According to The Nilson Report, the five biggest card issuers are JPMorgan Chase & Co., Citigroup Inc., MBNA Corp., American Express Co., and Bank of America. Citi said it is not planning a card-based bill-pay service; none of the other companies responded to inquiries about their potential plans to offer bill-pay features.
Ms. Robertson said that with consolidated bill-pay sites becoming more common, banks should respond by promoting features nonbanks cannot match - the ability to see multiple account balances at once, for instance, or to pay different bills from different accounts. This is "a unique strength for banks," she said.

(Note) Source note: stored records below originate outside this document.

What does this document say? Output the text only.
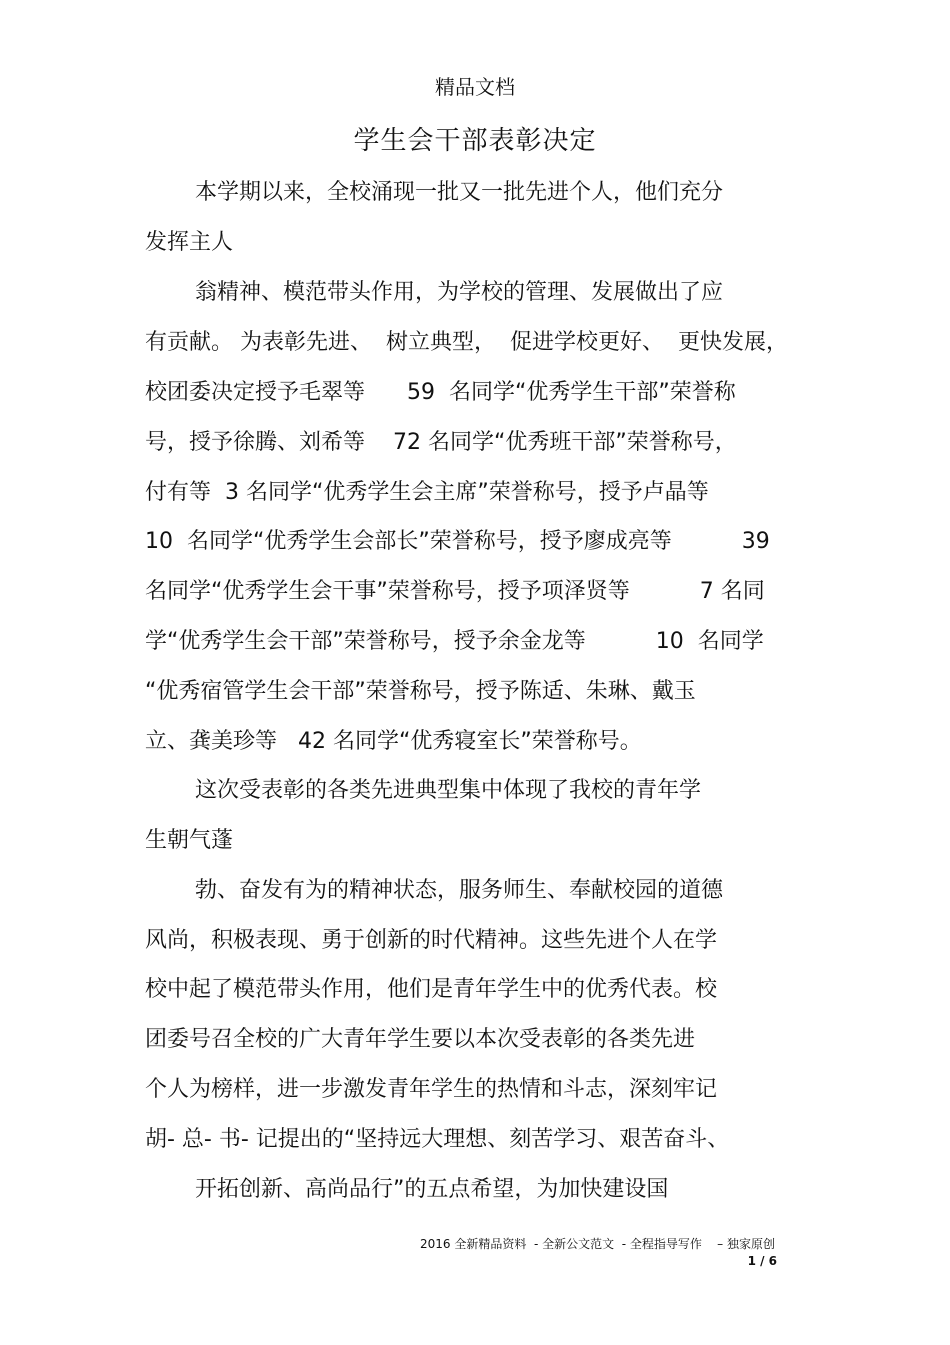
精品文档
学生会干部表彰决定
本学期以来，全校涌现一批又一批先进个人，他们充分
发挥主人
翁精神、模范带头作用，为学校的管理、发展做出了应
有贡献。 为表彰先进、  树立典型，  促进学校更好、  更快发展，
校团委决定授予毛翠等      59  名同学“优秀学生干部”荣誉称
号，授予徐腾、刘希等    72 名同学“优秀班干部”荣誉称号，
付有等  3 名同学“优秀学生会主席”荣誉称号，授予卢晶等
10  名同学“优秀学生会部长”荣誉称号，授予廖成亮等          39
名同学“优秀学生会干事”荣誉称号，授予项泽贤等          7 名同
学“优秀学生会干部”荣誉称号，授予余金龙等          10  名同学
“优秀宿管学生会干部”荣誉称号，授予陈适、朱琳、戴玉
立、龚美珍等   42 名同学“优秀寝室长”荣誉称号。
这次受表彰的各类先进典型集中体现了我校的青年学
生朝气蓬
勃、奋发有为的精神状态，服务师生、奉献校园的道德
风尚，积极表现、勇于创新的时代精神。这些先进个人在学
校中起了模范带头作用，他们是青年学生中的优秀代表。校
团委号召全校的广大青年学生要以本次受表彰的各类先进
个人为榜样，进一步激发青年学生的热情和斗志，深刻牢记
胡- 总- 书- 记提出的“坚持远大理想、刻苦学习、艰苦奋斗、
开拓创新、高尚品行”的五点希望，为加快建设国
2016 全新精品资料  - 全新公文范文  - 全程指导写作    – 独家原创
1 / 6
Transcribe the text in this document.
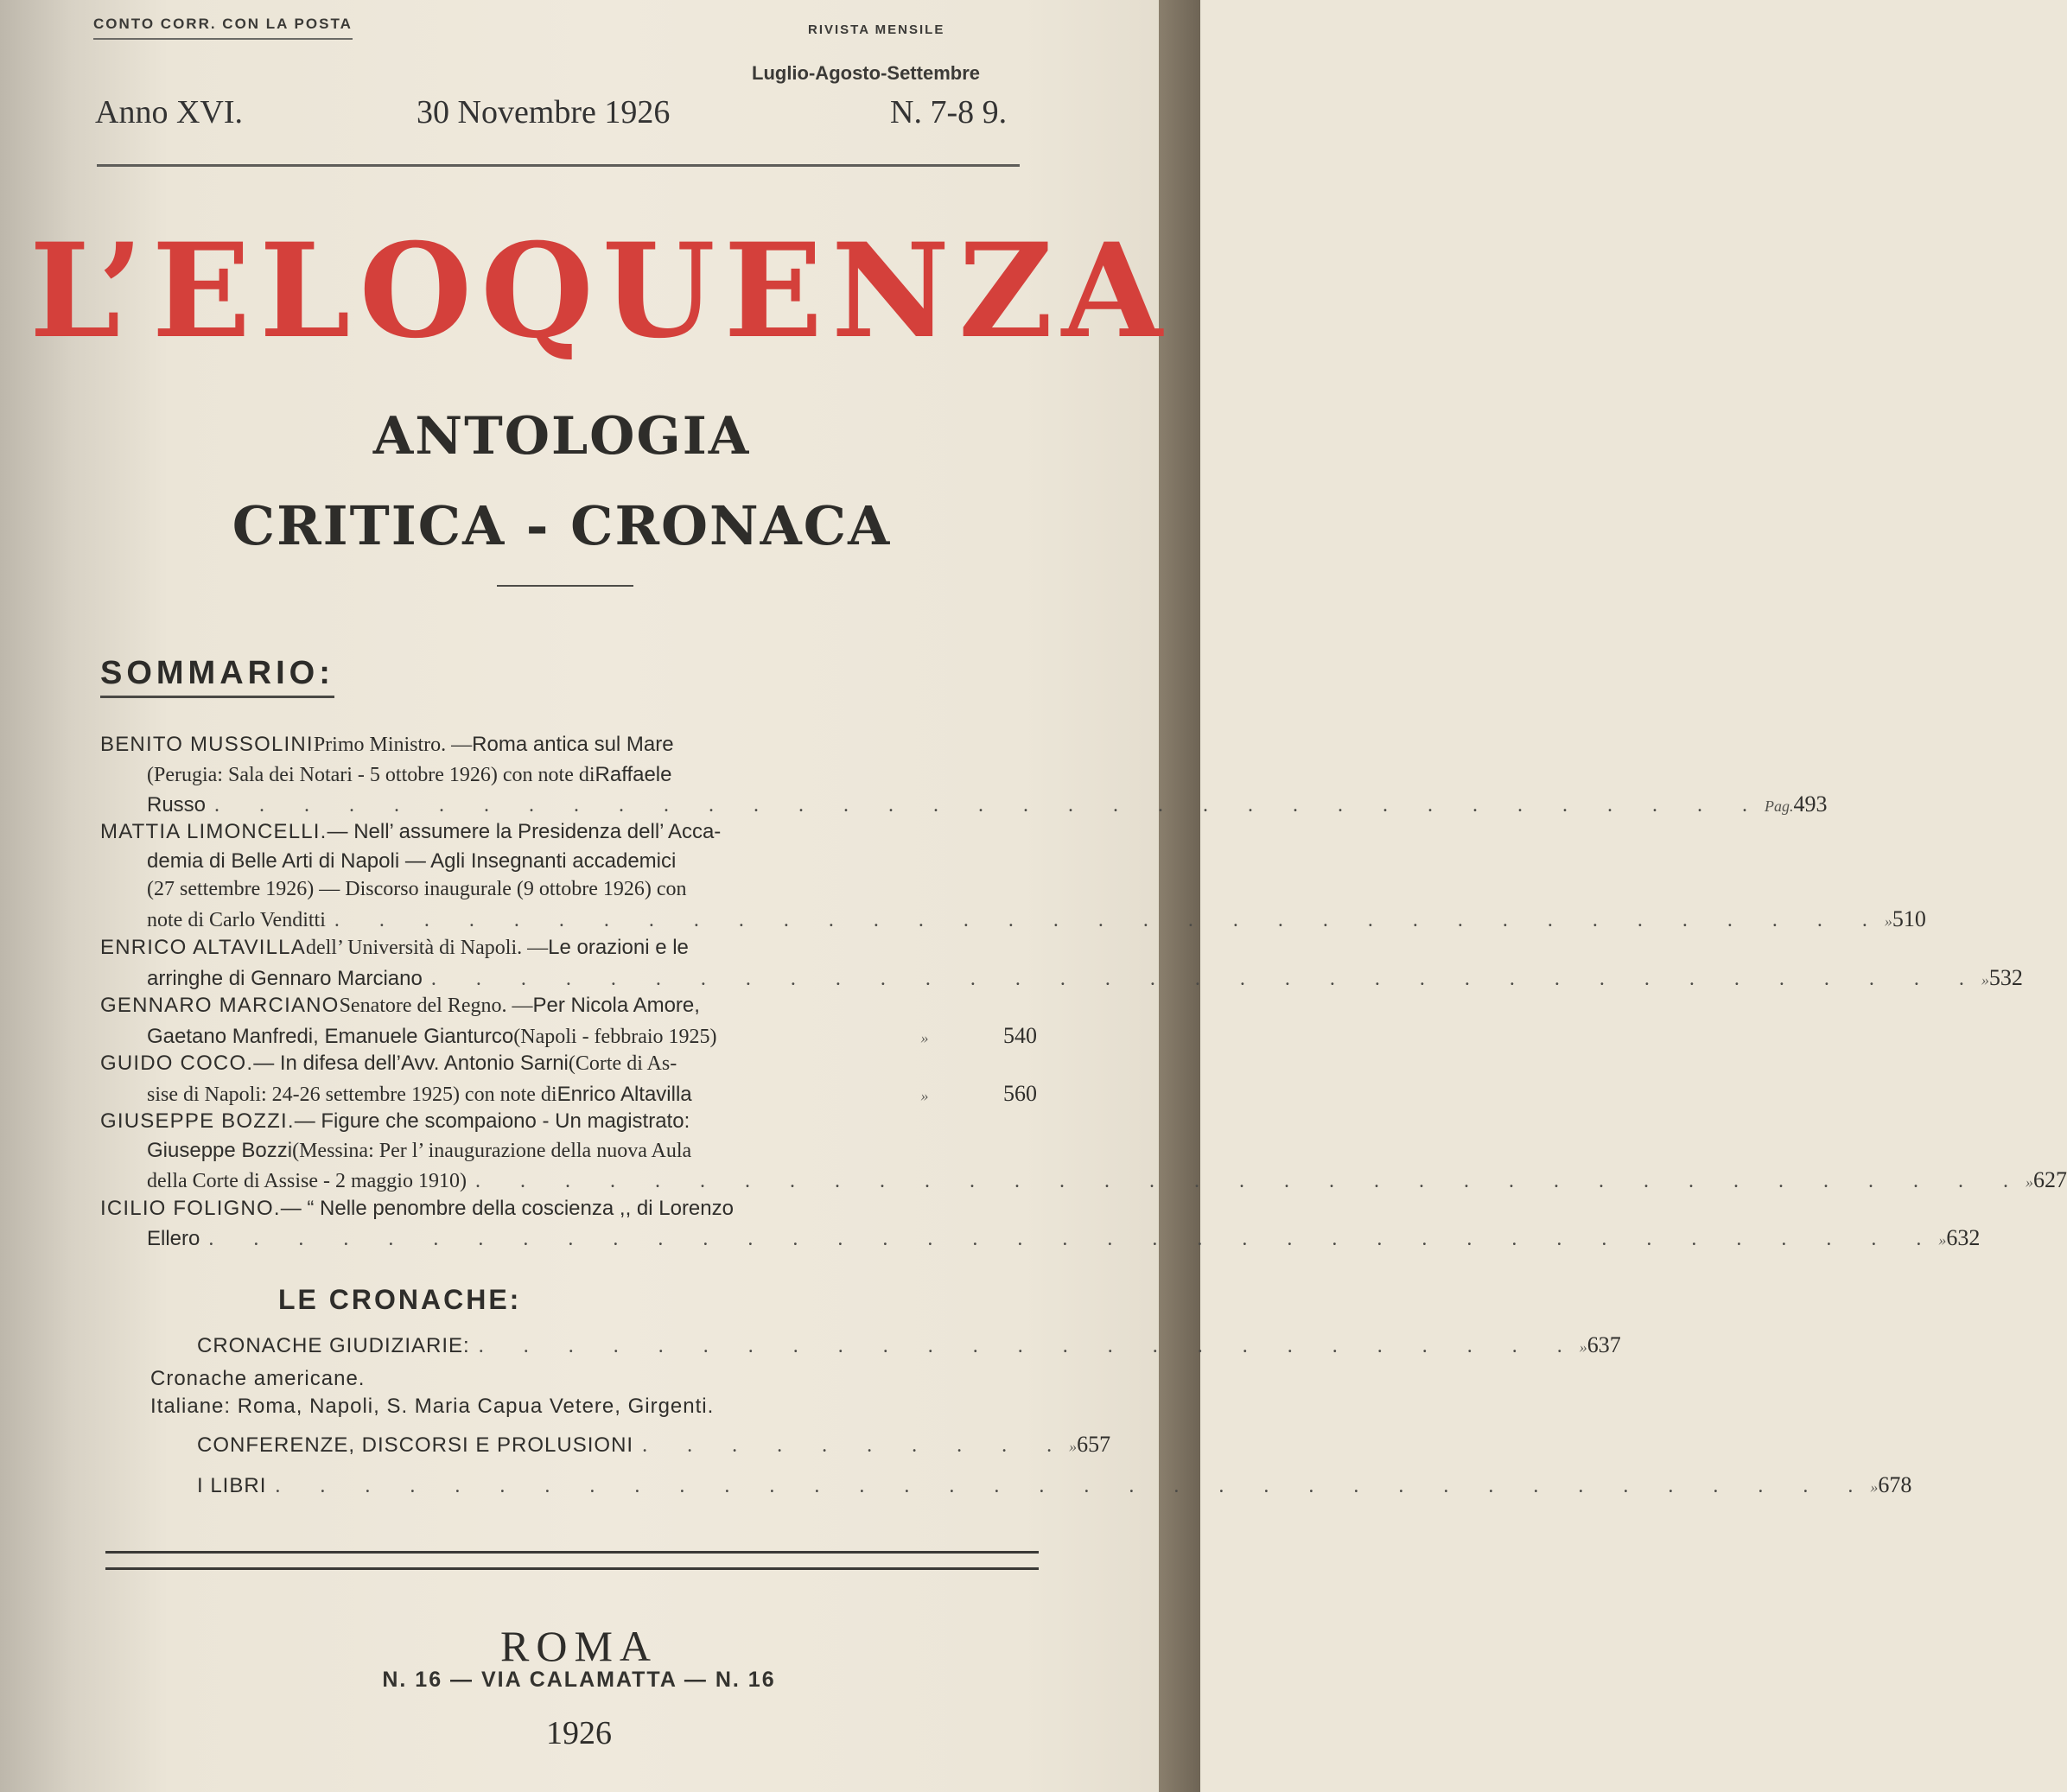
CONTO CORR. CON LA POSTA	RIVISTA MENSILE
Luglio-Agosto-Settembre
Anno XVI.	30 Novembre 1926	N. 7-8 9.
L’ELOQUENZA
ANTOLOGIA
CRITICA - CRONACA
SOMMARIO:
BENITO MUSSOLINI Primo Ministro. — Roma antica sul Mare
(Perugia: Sala dei Notari - 5 ottobre 1926) con note di Raffaele
Russo . . . . . . . . . . . . . . . . . . . . . . . . . . . . . . . . . . . Pag. 493
MATTIA LIMONCELLI. — Nell’ assumere la Presidenza dell’ Acca-
demia di Belle Arti di Napoli — Agli Insegnanti accademici
(27 settembre 1926) — Discorso inaugurale (9 ottobre 1926) con
note di Carlo Venditti . . . . . . . . . . . . . . . . . . . . . . . . . . . . . . . . . . . » 510
ENRICO ALTAVILLA dell’ Università di Napoli. — Le orazioni e le
arringhe di Gennaro Marciano . . . . . . . . . . . . . . . . . . . . . . . . . . . . . . . . . . . » 532
GENNARO MARCIANO Senatore del Regno. — Per Nicola Amore,
Gaetano Manfredi, Emanuele Gianturco (Napoli - febbraio 1925)	»	540
GUIDO COCO. — In difesa dell’Avv. Antonio Sarni (Corte di As-
sise di Napoli: 24-26 settembre 1925) con note di Enrico Altavilla	»	560
GIUSEPPE BOZZI. — Figure che scompaiono - Un magistrato:
Giuseppe Bozzi (Messina: Per l’ inaugurazione della nuova Aula
della Corte di Assise - 2 maggio 1910) . . . . . . . . . . . . . . . . . . . . . . . . . . . . . . . . . . . » 627
ICILIO FOLIGNO. — “ Nelle penombre della coscienza ,, di Lorenzo
Ellero . . . . . . . . . . . . . . . . . . . . . . . . . . . . . . . . . . . . . . . » 632
LE CRONACHE:
CRONACHE GIUDIZIARIE: . . . . . . . . . . . . . . . . . . . . . . . . . » 637
Cronache americane.
Italiane: Roma, Napoli, S. Maria Capua Vetere, Girgenti.
CONFERENZE, DISCORSI E PROLUSIONI . . . . . . . . . . » 657
I LIBRI . . . . . . . . . . . . . . . . . . . . . . . . . . . . . . . . . . . . » 678
ROMA
N. 16 — VIA CALAMATTA — N. 16
1926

A handful of the earlier nonbank aggregators that charged a fee are still around but not really thriving, such as Yahoo Bill Pay, Ms. Robertson noted. "Some nonbanks offer this functionality almost as an aside, and few promote them and position them very strongly," she said. Despite the growth reported by sites such as LowerMyBills and AOL, banks' ties to their customers should give them an advantage, Ms. Robertson said.
"I don't think banks need to worry," she said. "I just think they need to be aware and they need to keep tabs on what their nonbank competitors are doing."